DUBAI, United Arab Emirates (AP) — The UAE said Sunday it will block key features on BlackBerry smart phones, citing national security concerns because the devices operate beyond the government’s ability to monitor their use. Neighboring Saudi Arabia quickly indicated it planned to follow suit.

The decision could prevent hundreds of thousands of users in the Mideast country from accessing e-mail and the Web on the handsets starting in October, putting the federation’s reputation as a business-friendly commercial and tourism hub at risk.

BlackBerry data is encrypted and routed overseas, and the measure could be motivated in part by government fears that the messaging system could be exploited by terrorists or other criminals who cannot be monitored by the local authorities.

However, analysts and activists also see it as an attempt to more tightly control the flow of information in the conservative country, a U.S. ally that is home to the Gulf business capital Dubai and the oil-rich emirate of Abu Dhabi.

Within hours of the announcement, a telecommunications official in neighboring Saudi Arabia said that desert kingdom would begin blocking the BlackBerry messaging service starting later this month. The Saudi official, who spoke on condition of anonymity because he is not authorized to talk to the media, said the country’s telecommunications regulator would issue a statement on the move soon.

Like in Saudi Arabia, government censors in the UAE already routinely block access to websites and other media deemed to carry content that runs contrary to the nation’s conservative Islamic values or could stoke political unrest.

In announcing the ban, the UAE telecommunications watchdog said it will suspend BlackBerry messaging, e-mail and Web browsing services starting Oct. 11. It was unclear whether the ban would affect only local users or foreign visitors with roaming services as well.

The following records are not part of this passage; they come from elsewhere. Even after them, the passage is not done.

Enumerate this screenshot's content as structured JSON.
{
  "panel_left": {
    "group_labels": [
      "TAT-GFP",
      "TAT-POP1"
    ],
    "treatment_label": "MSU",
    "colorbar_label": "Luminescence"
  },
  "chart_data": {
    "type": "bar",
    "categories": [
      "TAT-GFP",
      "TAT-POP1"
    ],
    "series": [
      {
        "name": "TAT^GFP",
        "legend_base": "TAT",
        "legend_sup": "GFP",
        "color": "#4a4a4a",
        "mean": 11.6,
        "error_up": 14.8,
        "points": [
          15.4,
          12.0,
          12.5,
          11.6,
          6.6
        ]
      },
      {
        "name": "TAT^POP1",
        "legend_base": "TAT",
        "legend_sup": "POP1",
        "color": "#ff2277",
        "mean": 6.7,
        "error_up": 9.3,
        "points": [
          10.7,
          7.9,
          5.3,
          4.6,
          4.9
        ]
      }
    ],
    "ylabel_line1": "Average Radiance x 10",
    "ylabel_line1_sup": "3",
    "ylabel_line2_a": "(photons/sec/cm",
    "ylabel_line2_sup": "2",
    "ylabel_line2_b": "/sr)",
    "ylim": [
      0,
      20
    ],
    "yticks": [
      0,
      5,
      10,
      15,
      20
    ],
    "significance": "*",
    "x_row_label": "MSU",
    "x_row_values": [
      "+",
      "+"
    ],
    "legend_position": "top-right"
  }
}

Regulators say that the devices operate outside of laws put in place after their introduction in the country and that the lack of compliance with local laws raises “judicial, social and national security concerns for the UAE.”

The government said it is singling out the BlackBerry, and not other phones that can access e-mail and the Web, because the devices are the only phones in the country that automatically send users’ data to servers overseas.

Unlike many other smart phones, BlackBerry devices use a system that updates a user’s inbox by sending encrypted messages through company servers abroad, including BlackBerry maker Research in Motion’s home nation of Canada.

Users like the system because it is seen as more secure, but it also makes BlackBerry messages far harder to monitor than ones sent through domestic servers that authorities could tap into, analysts say.

“This is the irony, that it’s the device with the highest security features,” said Simon Simonian, an analyst at Dubai-based investment bank Shuaa Capital who follows telecommunications. “These same security features corporations like have become an issue of national security for the government.”

Emirati authorities are eager to portray an image of the country as a safe, stable society free from the extremism found elsewhere in the region. They have taken steps to crack down on terror financing and efforts by neighbor Iran to sidestep international sanctions over its nuclear program.

Regulators said they have sought compromises with Research in Motion on their concerns but failed to reach an agreement on the issue.

“With no solution available and in the public interest … BlackBerry Messenger, BlackBerry E-mail and BlackBerry Web-browsing services will be suspended until an acceptable solution can be developed and applied,” Telecommunications Regulatory Authority director-general Mohamed al-Ghanim said in a statement carried on state news agency WAM.